4.30.2021

Louise Moaty, À la métamorphose


Polder 188 paru chez Gros Textes en 2020, À la métamorphose de Louise Moaty nous offre une poésie pas souvent lue. Une puissance et une fougue d'écriture rare. On est emporté, ça change, ça métamorphose.


J'ai commencé à quadriller le monde
mon dos est un tampon encreur 
j'imprime à tâtons 
la surface du réel
sans bruit
sans surprise
pour que plus rien ne bouge
je sillonne
peintre aveugle
quadriller le réel
et quand tout sera fixe
moi-même je resterai figée
derrière cette grille
avec mes mots
près de mes morts.

Et ça fait du bien d'être pris dans ce souffle dont on perçoit très vite l'ampleur et la volonté. Dès les premières pages, c'est une création du monde, comme une naissance, qui laisse sans voix, mais pas sans mots. Trois textes ouvrent la voie des "révolutions", séismes - "toutes les pierres se sont mises à trembler" - à la dimension apocalyptique. Trois poèmes à la narration différente du reste du recueil et aux images saisissantes. Exemple : "ils avançaient le corps ouvert et tout se déversait". Quelque chose prend place, une violence magnifique tant dans la forme que dans le fond.

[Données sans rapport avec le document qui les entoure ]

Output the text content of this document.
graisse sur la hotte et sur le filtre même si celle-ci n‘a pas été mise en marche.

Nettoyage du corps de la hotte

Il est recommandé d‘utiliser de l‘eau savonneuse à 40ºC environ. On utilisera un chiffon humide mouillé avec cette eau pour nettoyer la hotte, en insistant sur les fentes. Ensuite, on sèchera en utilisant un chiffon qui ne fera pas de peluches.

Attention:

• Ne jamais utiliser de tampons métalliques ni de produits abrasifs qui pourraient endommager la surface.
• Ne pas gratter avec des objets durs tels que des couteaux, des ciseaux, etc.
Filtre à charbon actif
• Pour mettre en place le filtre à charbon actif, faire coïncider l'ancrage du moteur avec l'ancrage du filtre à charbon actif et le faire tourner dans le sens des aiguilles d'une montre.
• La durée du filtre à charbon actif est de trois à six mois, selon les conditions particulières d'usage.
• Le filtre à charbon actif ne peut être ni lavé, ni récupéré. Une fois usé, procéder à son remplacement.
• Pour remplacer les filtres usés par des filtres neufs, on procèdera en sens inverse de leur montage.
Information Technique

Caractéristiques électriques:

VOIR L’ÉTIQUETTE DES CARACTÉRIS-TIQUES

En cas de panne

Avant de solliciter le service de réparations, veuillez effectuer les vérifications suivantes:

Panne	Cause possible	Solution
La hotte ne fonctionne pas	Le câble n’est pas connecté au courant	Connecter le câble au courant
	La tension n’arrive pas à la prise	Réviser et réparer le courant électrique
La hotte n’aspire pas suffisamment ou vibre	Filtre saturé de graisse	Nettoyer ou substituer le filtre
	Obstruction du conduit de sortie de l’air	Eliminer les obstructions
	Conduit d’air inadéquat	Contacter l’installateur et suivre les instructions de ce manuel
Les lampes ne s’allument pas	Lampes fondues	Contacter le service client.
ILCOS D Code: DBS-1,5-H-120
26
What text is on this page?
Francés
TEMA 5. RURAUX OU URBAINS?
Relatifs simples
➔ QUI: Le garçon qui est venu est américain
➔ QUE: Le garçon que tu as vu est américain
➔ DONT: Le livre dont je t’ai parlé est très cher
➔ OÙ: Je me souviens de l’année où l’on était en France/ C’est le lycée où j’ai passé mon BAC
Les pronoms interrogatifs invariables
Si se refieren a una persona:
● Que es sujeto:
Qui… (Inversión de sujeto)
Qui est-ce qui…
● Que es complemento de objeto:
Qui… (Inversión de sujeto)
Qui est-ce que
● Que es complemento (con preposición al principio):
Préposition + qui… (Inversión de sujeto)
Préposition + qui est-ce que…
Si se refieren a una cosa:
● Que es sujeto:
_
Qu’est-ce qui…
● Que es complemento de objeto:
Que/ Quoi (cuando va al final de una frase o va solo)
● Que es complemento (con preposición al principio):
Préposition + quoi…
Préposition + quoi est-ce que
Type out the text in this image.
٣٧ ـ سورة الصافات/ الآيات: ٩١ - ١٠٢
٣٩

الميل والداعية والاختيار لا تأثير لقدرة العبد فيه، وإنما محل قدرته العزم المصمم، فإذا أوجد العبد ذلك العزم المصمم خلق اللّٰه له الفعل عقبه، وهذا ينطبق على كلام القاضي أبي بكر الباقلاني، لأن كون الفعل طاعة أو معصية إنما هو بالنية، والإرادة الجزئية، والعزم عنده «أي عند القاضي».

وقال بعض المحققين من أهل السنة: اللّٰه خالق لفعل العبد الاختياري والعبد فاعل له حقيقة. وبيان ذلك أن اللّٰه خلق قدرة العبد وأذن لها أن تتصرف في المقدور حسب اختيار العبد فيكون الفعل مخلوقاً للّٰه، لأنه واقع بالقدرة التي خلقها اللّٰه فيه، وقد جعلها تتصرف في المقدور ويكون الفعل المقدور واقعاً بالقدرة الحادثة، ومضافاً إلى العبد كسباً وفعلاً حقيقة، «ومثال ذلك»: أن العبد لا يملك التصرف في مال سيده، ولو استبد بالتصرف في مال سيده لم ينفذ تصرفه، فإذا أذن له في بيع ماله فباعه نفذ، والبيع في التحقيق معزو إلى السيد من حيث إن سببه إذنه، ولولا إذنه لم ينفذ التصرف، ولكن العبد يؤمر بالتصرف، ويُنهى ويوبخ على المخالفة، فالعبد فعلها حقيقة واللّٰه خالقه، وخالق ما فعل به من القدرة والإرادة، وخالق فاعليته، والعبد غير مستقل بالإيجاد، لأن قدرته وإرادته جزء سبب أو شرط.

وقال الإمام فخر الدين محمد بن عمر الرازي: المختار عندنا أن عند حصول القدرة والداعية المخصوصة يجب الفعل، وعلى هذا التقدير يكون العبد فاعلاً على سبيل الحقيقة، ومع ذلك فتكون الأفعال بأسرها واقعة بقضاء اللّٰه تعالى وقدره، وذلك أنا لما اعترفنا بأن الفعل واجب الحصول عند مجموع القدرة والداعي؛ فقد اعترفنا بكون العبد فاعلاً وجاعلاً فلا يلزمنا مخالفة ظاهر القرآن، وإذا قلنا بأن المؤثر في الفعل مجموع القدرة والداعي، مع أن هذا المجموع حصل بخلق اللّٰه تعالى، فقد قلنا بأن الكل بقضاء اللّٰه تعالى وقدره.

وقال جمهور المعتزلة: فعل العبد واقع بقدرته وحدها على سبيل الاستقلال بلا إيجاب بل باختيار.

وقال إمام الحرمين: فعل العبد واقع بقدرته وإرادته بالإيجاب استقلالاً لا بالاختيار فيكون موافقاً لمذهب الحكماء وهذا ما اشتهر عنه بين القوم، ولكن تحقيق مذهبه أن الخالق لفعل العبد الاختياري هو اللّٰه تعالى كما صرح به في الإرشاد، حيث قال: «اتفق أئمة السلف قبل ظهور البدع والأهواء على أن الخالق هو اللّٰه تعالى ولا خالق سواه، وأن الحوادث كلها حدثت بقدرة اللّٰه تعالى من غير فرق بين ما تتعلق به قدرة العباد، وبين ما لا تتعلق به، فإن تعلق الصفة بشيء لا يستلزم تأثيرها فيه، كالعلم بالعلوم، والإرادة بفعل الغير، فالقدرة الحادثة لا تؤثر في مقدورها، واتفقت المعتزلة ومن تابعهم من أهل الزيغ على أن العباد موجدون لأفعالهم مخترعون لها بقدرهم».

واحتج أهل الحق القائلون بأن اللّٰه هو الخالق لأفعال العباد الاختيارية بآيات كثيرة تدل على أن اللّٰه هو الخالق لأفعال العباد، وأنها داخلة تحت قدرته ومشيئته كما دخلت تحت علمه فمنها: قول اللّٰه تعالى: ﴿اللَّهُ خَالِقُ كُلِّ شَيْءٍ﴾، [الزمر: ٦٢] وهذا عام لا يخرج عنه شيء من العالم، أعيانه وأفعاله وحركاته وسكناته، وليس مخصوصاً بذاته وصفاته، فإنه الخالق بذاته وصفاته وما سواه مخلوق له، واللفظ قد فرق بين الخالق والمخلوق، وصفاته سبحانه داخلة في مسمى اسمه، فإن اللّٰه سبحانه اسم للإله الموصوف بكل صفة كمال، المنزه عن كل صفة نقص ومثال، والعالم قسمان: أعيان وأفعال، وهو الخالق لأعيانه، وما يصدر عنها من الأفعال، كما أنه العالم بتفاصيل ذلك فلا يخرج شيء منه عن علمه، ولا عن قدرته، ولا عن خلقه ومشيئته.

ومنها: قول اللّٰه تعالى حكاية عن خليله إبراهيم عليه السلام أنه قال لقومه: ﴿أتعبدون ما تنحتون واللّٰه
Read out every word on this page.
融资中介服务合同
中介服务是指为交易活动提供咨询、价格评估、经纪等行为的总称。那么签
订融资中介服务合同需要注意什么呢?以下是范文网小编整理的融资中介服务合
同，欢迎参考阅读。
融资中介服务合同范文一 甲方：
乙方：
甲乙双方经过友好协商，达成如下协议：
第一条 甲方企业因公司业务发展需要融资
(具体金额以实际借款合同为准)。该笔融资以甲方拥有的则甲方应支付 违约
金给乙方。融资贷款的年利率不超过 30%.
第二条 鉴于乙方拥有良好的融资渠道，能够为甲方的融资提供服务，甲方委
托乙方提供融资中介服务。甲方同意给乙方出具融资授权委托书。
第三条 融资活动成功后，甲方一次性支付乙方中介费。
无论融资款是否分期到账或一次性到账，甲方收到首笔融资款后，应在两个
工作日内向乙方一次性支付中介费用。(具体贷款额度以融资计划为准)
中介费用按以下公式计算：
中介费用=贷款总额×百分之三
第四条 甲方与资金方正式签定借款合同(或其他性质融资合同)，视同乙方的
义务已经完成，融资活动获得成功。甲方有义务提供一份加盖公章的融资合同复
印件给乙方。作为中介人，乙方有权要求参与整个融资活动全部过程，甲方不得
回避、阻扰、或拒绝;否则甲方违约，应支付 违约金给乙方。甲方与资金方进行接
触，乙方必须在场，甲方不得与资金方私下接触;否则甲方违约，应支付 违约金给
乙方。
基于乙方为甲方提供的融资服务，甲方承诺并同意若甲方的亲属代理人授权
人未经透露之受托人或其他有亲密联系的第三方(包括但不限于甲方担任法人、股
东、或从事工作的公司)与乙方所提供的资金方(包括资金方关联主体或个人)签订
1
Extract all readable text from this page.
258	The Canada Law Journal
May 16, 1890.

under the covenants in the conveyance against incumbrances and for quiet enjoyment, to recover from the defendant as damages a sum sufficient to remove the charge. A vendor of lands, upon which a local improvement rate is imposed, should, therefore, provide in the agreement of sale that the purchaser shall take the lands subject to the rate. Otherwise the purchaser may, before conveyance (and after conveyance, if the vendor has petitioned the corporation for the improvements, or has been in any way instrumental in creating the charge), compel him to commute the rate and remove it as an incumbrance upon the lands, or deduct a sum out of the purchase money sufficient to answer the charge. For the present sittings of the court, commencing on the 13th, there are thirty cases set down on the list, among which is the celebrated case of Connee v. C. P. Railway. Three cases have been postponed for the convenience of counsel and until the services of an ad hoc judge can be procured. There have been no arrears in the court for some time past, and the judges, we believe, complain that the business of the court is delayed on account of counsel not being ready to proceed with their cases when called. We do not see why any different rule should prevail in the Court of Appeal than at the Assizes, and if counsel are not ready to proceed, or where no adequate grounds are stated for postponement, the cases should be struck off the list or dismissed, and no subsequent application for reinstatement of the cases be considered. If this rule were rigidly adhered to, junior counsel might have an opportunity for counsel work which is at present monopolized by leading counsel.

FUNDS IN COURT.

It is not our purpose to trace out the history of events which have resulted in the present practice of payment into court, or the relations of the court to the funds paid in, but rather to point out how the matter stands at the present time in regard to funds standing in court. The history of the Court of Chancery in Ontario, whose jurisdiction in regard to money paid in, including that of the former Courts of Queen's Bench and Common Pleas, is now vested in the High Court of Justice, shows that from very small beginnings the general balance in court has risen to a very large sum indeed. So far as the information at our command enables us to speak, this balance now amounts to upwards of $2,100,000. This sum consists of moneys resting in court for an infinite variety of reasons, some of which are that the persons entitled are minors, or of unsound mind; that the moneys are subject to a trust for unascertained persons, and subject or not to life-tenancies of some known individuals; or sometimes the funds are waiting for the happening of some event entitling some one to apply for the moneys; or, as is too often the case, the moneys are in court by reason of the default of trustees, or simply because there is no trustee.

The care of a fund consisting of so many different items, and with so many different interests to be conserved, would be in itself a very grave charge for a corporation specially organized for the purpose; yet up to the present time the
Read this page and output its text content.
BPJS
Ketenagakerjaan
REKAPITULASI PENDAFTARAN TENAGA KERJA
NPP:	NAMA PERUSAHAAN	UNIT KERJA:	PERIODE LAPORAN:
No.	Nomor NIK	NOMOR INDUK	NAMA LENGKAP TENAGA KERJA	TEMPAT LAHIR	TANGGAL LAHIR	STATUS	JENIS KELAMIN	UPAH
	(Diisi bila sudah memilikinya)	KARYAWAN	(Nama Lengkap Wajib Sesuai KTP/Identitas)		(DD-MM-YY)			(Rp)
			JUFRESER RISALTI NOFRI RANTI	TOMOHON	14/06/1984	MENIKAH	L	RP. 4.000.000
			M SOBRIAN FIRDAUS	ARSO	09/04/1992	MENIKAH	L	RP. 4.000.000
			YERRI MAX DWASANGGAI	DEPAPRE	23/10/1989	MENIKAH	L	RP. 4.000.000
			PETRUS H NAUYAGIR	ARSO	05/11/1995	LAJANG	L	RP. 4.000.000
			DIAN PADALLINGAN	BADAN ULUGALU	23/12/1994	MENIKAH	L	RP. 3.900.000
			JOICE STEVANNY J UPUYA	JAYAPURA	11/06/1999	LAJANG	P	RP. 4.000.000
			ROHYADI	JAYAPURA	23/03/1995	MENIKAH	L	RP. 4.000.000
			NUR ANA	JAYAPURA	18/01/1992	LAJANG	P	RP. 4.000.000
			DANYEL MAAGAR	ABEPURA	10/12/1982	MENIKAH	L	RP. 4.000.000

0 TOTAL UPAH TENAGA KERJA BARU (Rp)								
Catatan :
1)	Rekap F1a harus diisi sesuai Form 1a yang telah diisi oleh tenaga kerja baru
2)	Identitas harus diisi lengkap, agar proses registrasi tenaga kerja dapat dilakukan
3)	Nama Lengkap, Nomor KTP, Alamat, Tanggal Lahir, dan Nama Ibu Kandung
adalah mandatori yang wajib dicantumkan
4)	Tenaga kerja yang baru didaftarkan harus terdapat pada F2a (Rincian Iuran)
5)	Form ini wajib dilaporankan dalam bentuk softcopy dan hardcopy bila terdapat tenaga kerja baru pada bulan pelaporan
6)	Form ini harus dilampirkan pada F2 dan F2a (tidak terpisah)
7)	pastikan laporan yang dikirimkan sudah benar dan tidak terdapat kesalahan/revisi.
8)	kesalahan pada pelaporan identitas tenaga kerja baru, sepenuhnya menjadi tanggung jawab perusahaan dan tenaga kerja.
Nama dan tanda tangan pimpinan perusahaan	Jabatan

Éclat de miroir sur un éclat de jour
le rire a fracturé le temps
avance : tout est perdu
abolition l'instant te plonge dans l'inconnu
abîme ouverte au milieu d'une phrase
tu bascules.

Dans la poésie de Louise Moaty c'est mouvant, changeant, grouillant, vivant. Les métamorphoses sont multiples avec, déjà, celle de la narratrice qui peut être "singe", "ombre", "loup", ou encore "tampon encreur". Mais c'est aussi une métamorphose de la parole qui se fait poésie. La langue poétique arrive, surgit, entre en éruption, et percute de plein fouet le réel.


À la fin
se noyer dans la beauté de tout
devenir un nuage
eau diluée de ciel
diffraction
atome.

Un élan fou de poésie que l'on lit, haletant, dans une course sauvage.